[A Little Boy Lost by Hudson. W. H.]@TWC D-Link book
A Little Boy Lost

CHAPTER X
8/11

Those big, noble-looking wild horses, with their shining coats, brown and bay and black and sorrel and chestnut, and their black manes and tails that swept the grass when they moved, were so friendly to him that he could not help loving them.

As he went about among them when they grazed, every horse he approached would raise his head and touch his face and arms with his nose.
"O you dear horse!" Martin would exclaim, rubbing the warm, velvet-soft, sensitive nose with his hand.
He soon discovered that they were just as fond of play as he was, and that he too was to take part in their games.

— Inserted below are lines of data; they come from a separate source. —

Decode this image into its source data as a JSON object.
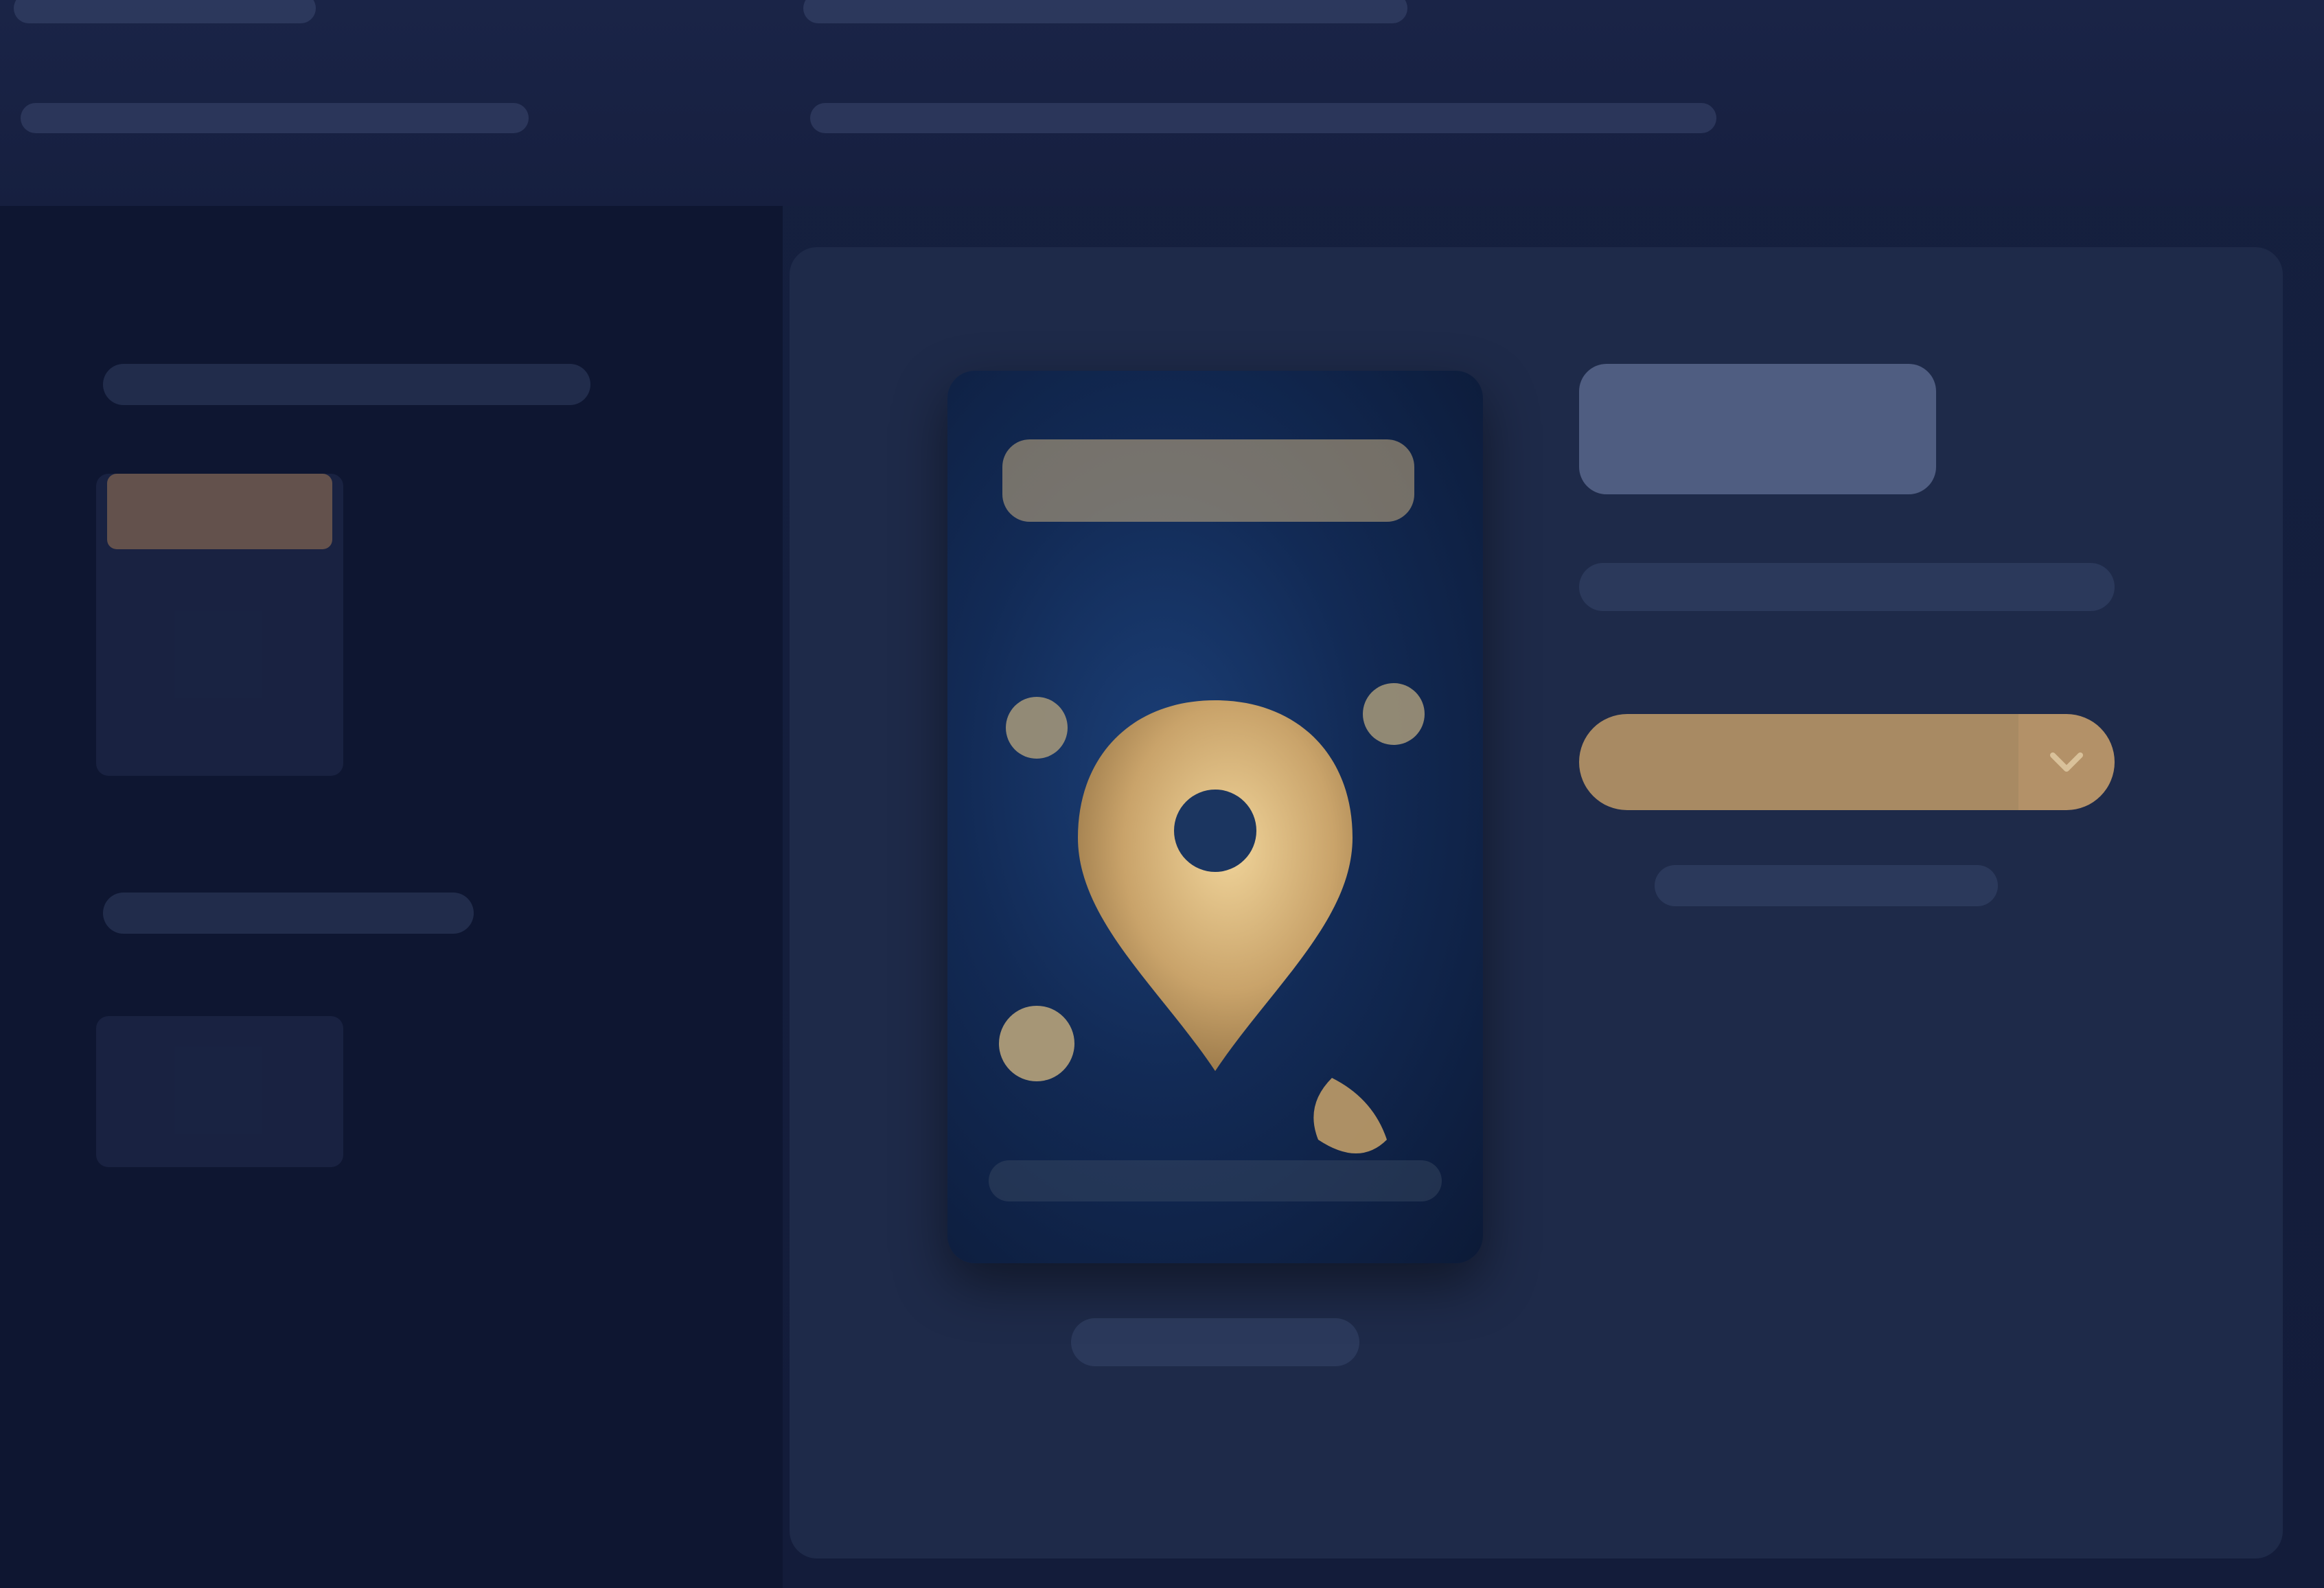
{
  "colors": {
    "background": "#131c3a",
    "sidebar": "#0e1631",
    "card": "#1e2a49",
    "accent_gold": "#a88a63",
    "cover_blue": "#1b3f77"
  },
  "icons": {
    "cover_art": "location-pin-icon",
    "buy_dropdown": "chevron-down-icon"
  }
}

Having fed as long as they wanted that morning, they all at once began to gather together, coming at a gallop, neighing shrilly; then the wild man, catching Martin up, leaped upon the back of one of the horses, and away went the whole troop at a furious pace to the great open dry plain, where Martin had met with them on the previous day.

Now it was very terrifying for him at first to be in the midst of that flying crowd, as the animals went tearing over the plain, which seemed to shake beneath their thundering hoofs, while their human leader cheered them on with his shrill, repeated cries.

But in a little while he too caught the excitement, and, losing all his fear, was as wildly happy as the others, crying out at the top of his voice in imitation of the wild man.
After an hour's run they returned to the valley, and then Martin, without being compelled to do so, rolled about on the grass, and went after the young foals when they came out to challenge one another to a game.